Members of the committee gave the thumbs up on Monday to plans for a supported living facility and an extra care village to be built at the Bowerham campus.
The decisions mean a new four-storey extra care residential building will be built overlooking Coulston Road, and the current Barbon Hall and Hornby Hall will be converted into affordable residential apartments.
In addition, the university tennis courts will be redeveloped with a new access road leading from nearby Anderson Close to form a new two-storey supported living facility comprising 13 one-bedroom flats.
A third application - for the demolition of the existing 10 storey tower and other buildings and erection of an eight, nine and 10 storey building to provide student accommodation - was not listed for Monday's meeting.
The three applications were put on hold earlier this month over concerns raised about drainage on the site.
However, councillors voted to approve the applications, both of which have also been delegated back to the head of planning to, in the absence of any new material planning matters being raised, formally issue a decision notice on April 6.
The schemes have been met with resistance by many residents living near the site, who objected to the supported living facility in particular, mostly relating to issues such as distance from neighbouring properties, privacy, access and transport.
Three residents spoke at the meeting in objection to the plans for the extra care village and the affordable residential flats, while four spoke against the supported living facility proposals.
Afterwards, Richard Kenworthy said on behalf of Anderson Close residents: “Our only hope now is if the university and its partners have planned to locate the building on or within 5m of the 63cm diameter pressurised water mains that run across the site.
"If this is the case they will have to re-design the building and re-apply for planning permission.
"The university submitted maps dated April and May 2020 showing that they knew the approximate location of the water mains. They have had all this time to verify their exact location, but have done nothing.
"An engineer visiting the site earlier this month said that the only way to be sure of the location of the water mains is to dig exploratory holes to find the pipes.
"The university and its partners will not be able to start building work until they have found these water mains and also carried out infiltration testing in connection with the surface water drainage.
"Once these have been submitted to, and approved by, both United Utilities and the Lead Local Flood Authority then the planning pre-conditions can be confirmed as being met and work can start.
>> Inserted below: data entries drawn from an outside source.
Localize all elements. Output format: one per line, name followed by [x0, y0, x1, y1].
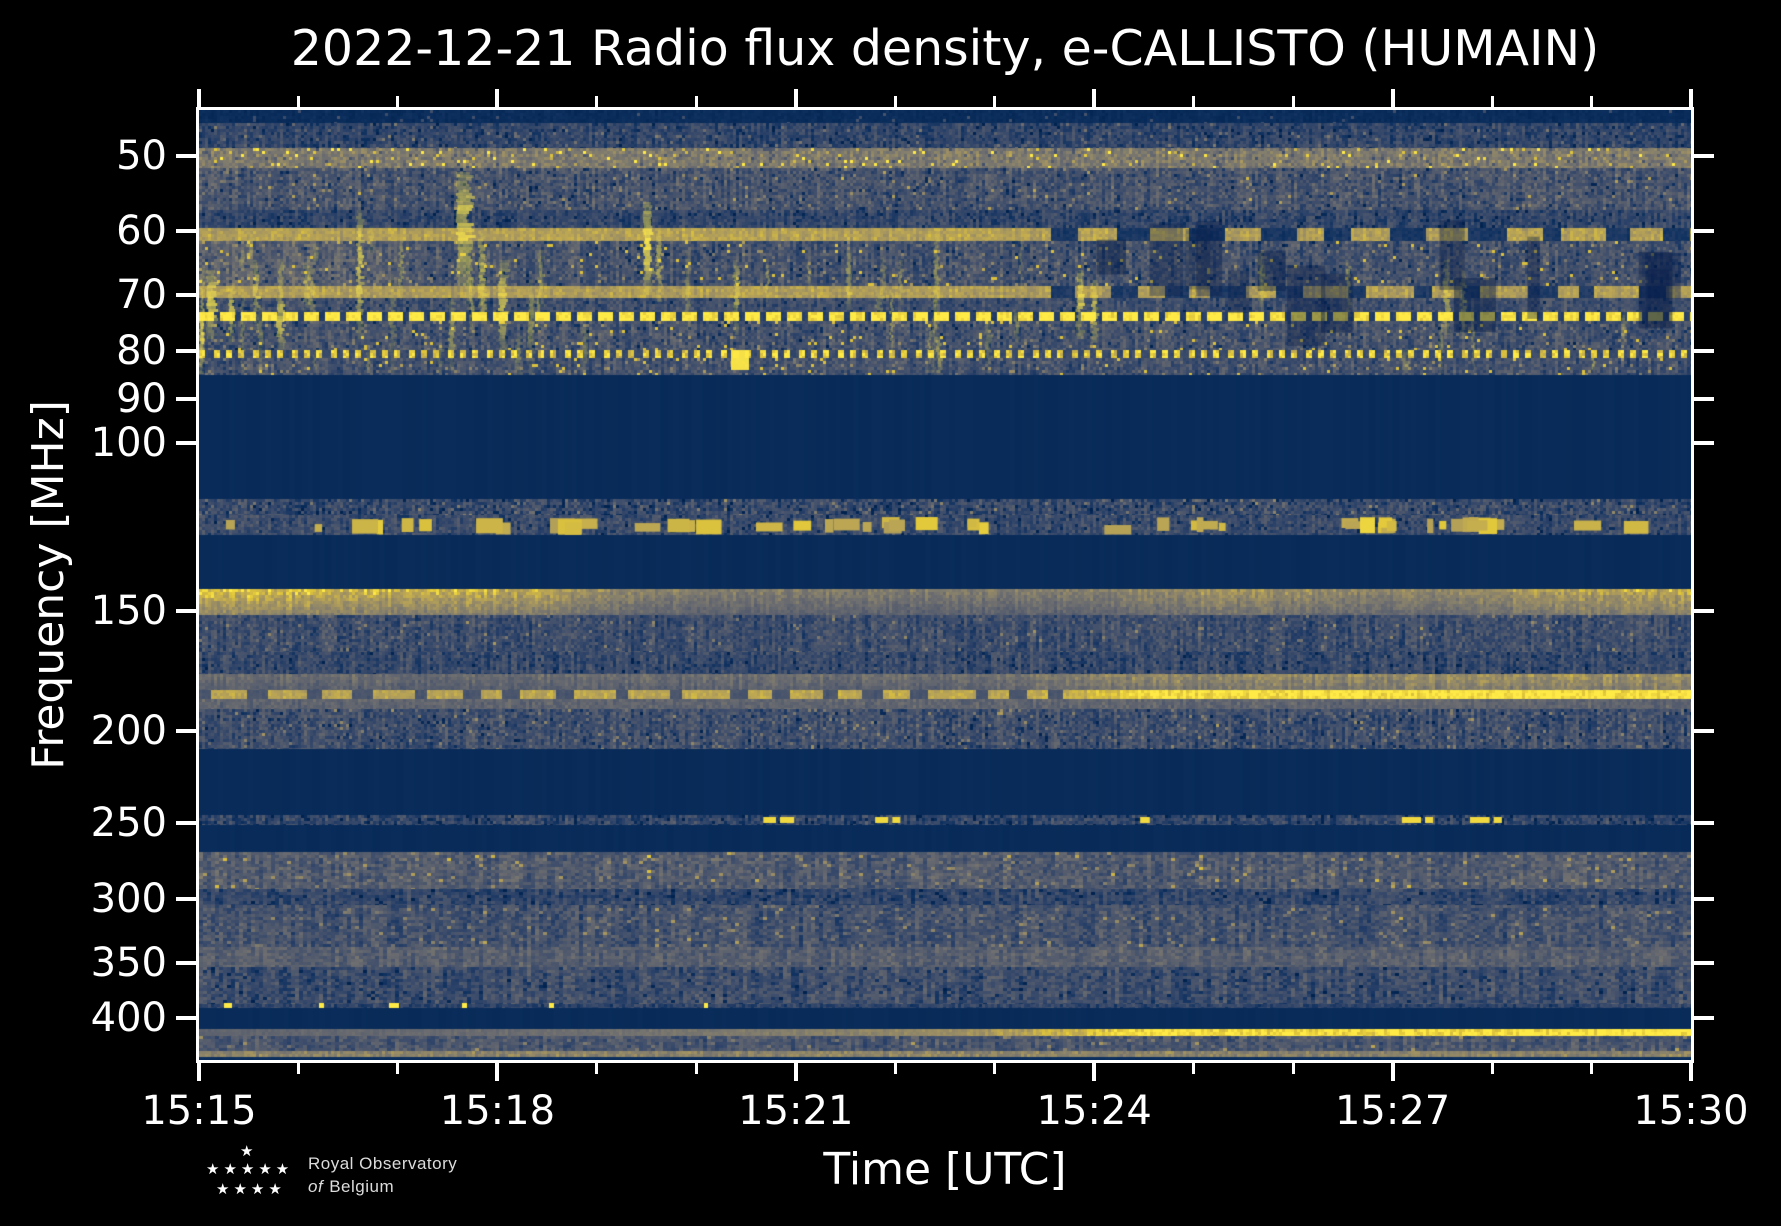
logo-star-row: ★: [240, 1142, 258, 1160]
y-major-tick: [176, 961, 196, 966]
y-major-tick: [176, 728, 196, 733]
logo-star-row: ★★★★: [216, 1180, 286, 1198]
y-tick-label: 50: [116, 132, 167, 179]
y-major-tick-right: [1694, 348, 1714, 353]
x-minor-tick-top: [1291, 96, 1295, 107]
x-minor-tick-top: [694, 96, 698, 107]
x-minor-tick-top: [1490, 96, 1494, 107]
y-tick-label: 150: [90, 588, 167, 635]
logo-belgium-word: Belgium: [329, 1177, 395, 1196]
x-tick-label: 15:15: [141, 1088, 257, 1134]
x-major-tick-top: [1689, 89, 1693, 107]
y-major-tick-right: [1694, 728, 1714, 733]
y-tick-label: 400: [90, 995, 167, 1042]
x-minor-tick: [694, 1063, 698, 1074]
x-tick-label: 15:18: [439, 1088, 556, 1134]
y-major-tick-right: [1694, 1016, 1714, 1021]
x-minor-tick-top: [595, 96, 599, 107]
x-minor-tick: [993, 1063, 997, 1074]
x-minor-tick-top: [1590, 96, 1594, 107]
y-tick-label: 200: [90, 707, 167, 754]
y-major-tick: [176, 821, 196, 826]
x-axis-label: Time [UTC]: [823, 1144, 1067, 1195]
y-tick-label: 350: [90, 940, 167, 987]
x-major-tick-top: [793, 89, 798, 107]
y-tick-label: 300: [90, 876, 167, 923]
x-tick-label: 15:30: [1633, 1088, 1749, 1134]
y-major-tick-right: [1694, 897, 1714, 902]
x-minor-tick-top: [1192, 96, 1196, 107]
y-major-tick-right: [1694, 609, 1714, 614]
x-minor-tick: [396, 1063, 400, 1074]
x-major-tick-top: [1390, 89, 1395, 107]
y-major-tick-right: [1694, 397, 1714, 402]
spectrogram-heatmap: [199, 110, 1691, 1060]
y-major-tick-right: [1694, 821, 1714, 826]
x-major-tick: [495, 1063, 500, 1081]
logo-of-word: of: [308, 1177, 324, 1196]
x-minor-tick-top: [993, 96, 997, 107]
y-major-tick-right: [1694, 293, 1714, 298]
x-minor-tick: [595, 1063, 599, 1074]
y-major-tick-right: [1694, 961, 1714, 966]
x-major-tick: [197, 1063, 201, 1081]
y-major-tick-right: [1694, 441, 1714, 446]
y-axis-label: Frequency [MHz]: [23, 400, 74, 770]
y-tick-label: 100: [90, 420, 167, 467]
x-minor-tick-top: [396, 96, 400, 107]
y-major-tick: [176, 153, 196, 158]
x-major-tick: [793, 1063, 798, 1081]
x-tick-label: 15:27: [1334, 1088, 1451, 1134]
y-major-tick: [176, 609, 196, 614]
x-major-tick: [1689, 1063, 1693, 1081]
y-major-tick-right: [1694, 229, 1714, 234]
x-minor-tick: [1590, 1063, 1594, 1074]
logo-star-row: ★★★★★: [206, 1160, 294, 1178]
x-minor-tick: [296, 1063, 300, 1074]
x-major-tick-top: [1092, 89, 1097, 107]
y-major-tick: [176, 229, 196, 234]
y-major-tick: [176, 348, 196, 353]
y-major-tick-right: [1694, 153, 1714, 158]
y-tick-label: 90: [116, 376, 167, 423]
y-major-tick: [176, 897, 196, 902]
logo-org-name: Royal Observatory: [308, 1154, 458, 1173]
plot-area: [196, 107, 1694, 1063]
x-minor-tick: [893, 1063, 897, 1074]
x-tick-label: 15:24: [1036, 1088, 1152, 1134]
y-tick-label: 70: [116, 272, 167, 319]
x-minor-tick: [1192, 1063, 1196, 1074]
x-minor-tick-top: [296, 96, 300, 107]
x-minor-tick: [1291, 1063, 1295, 1074]
y-tick-label: 60: [116, 208, 167, 255]
y-major-tick: [176, 441, 196, 446]
y-tick-label: 80: [116, 327, 167, 374]
y-major-tick: [176, 1016, 196, 1021]
x-minor-tick-top: [893, 96, 897, 107]
y-tick-label: 250: [90, 800, 167, 847]
x-major-tick: [1092, 1063, 1097, 1081]
logo-org-country: of Belgium: [308, 1177, 394, 1197]
x-major-tick-top: [197, 89, 201, 107]
x-minor-tick: [1490, 1063, 1494, 1074]
x-major-tick-top: [495, 89, 500, 107]
x-major-tick: [1390, 1063, 1395, 1081]
y-major-tick: [176, 397, 196, 402]
y-major-tick: [176, 293, 196, 298]
plot-title: 2022-12-21 Radio flux density, e-CALLIST…: [290, 20, 1600, 77]
x-tick-label: 15:21: [738, 1088, 854, 1134]
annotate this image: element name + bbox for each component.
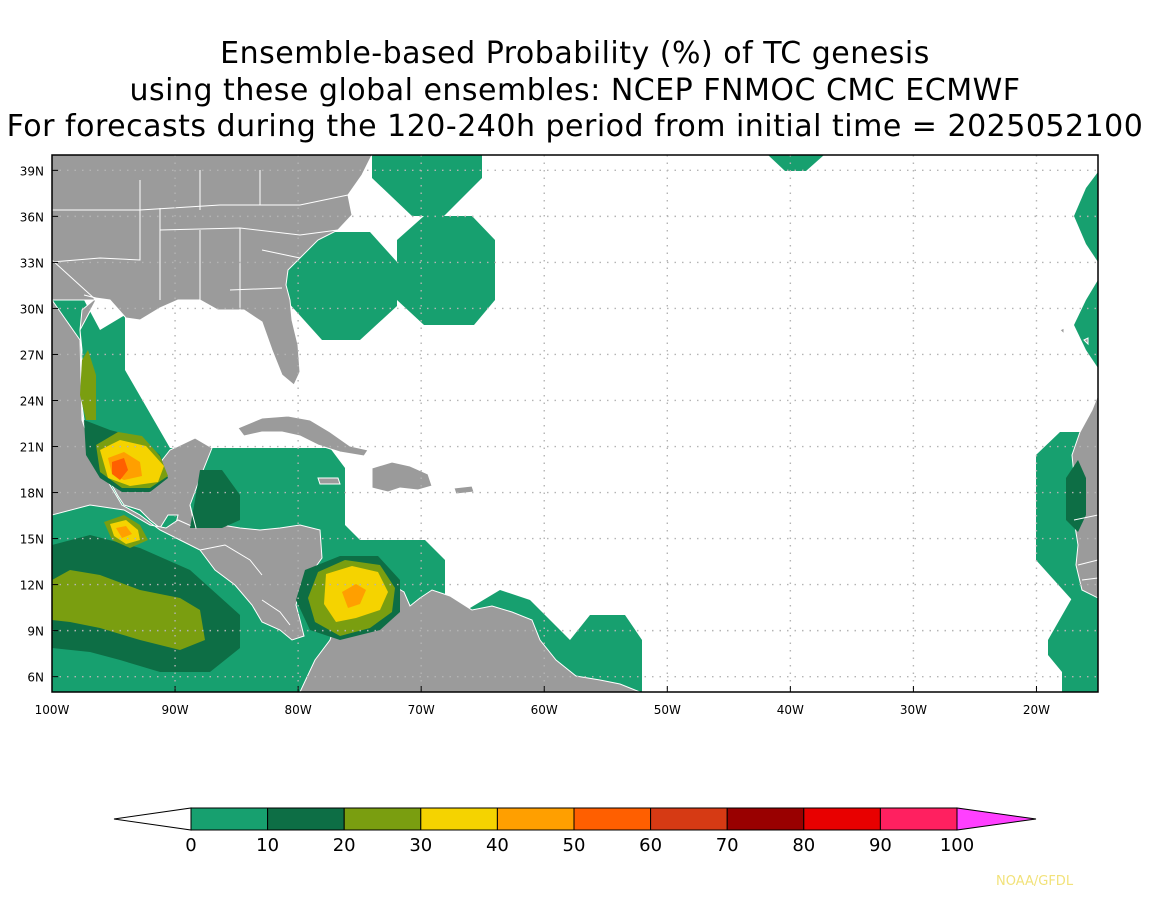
- title-line-3: For forecasts during the 120-240h period…: [6, 109, 1144, 144]
- lat-tick-label: 21N: [20, 441, 44, 455]
- map-frame: [51, 154, 1099, 693]
- legend-label: 0: [185, 835, 196, 856]
- lat-tick-label: 6N: [27, 671, 44, 685]
- latitude-axis: 39N 36N 33N 30N 27N 24N 21N 18N 15N 12N 9N 6N: [20, 164, 58, 685]
- legend-label: 60: [639, 835, 662, 856]
- legend-swatch: [573, 807, 652, 831]
- legend-under-arrow: [113, 807, 192, 831]
- legend-swatch: [496, 807, 575, 831]
- legend-swatch: [343, 807, 422, 831]
- lat-tick-label: 36N: [20, 210, 44, 224]
- lat-tick-label: 18N: [20, 487, 44, 501]
- canary-islands: [1059, 327, 1089, 346]
- region-caribbean-orange: [342, 584, 366, 608]
- lat-tick-label: 27N: [20, 348, 44, 362]
- region-top-central: [768, 155, 824, 171]
- jamaica: [317, 477, 341, 485]
- legend-swatch: [879, 807, 958, 831]
- lat-tick-label: 24N: [20, 394, 44, 408]
- mexico-pacific-land: [52, 299, 323, 641]
- cuba: [237, 415, 369, 457]
- region-tehuantepec-orange: [116, 526, 132, 538]
- lat-tick-label: 9N: [27, 625, 44, 639]
- lat-tick-label: 39N: [20, 164, 44, 178]
- title-line-1: Ensemble-based Probability (%) of TC gen…: [220, 36, 930, 71]
- lon-tick-label: 100W: [35, 703, 70, 717]
- lon-tick-label: 80W: [285, 703, 312, 717]
- lat-tick-label: 30N: [20, 302, 44, 316]
- region-africa-dark: [1066, 460, 1086, 532]
- legend-label: 20: [333, 835, 356, 856]
- credit-label: NOAA/GFDL: [996, 874, 1074, 889]
- legend-label: 100: [940, 835, 974, 856]
- legend-label: 80: [792, 835, 815, 856]
- lon-tick-label: 40W: [777, 703, 804, 717]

"In the meantime the public consultation on the application for the replacement for the William Thompson Tower continues. Despite the original design being for a seven-storey tower with a larger footprint than the original tower, the design was radically changed in January. It is now eight, nine or 10 storeys high, depending from which direction you look at it.
“Based on the planning committee’s decisions today it looks very likely that they will vote to approve this plan when they meet on April 26 to consider this matter, regardless of local residents’ objections.”
A University of Cumbria spokesman said: “We are delighted that the first two applications have been approved and we can move ahead with our plans.”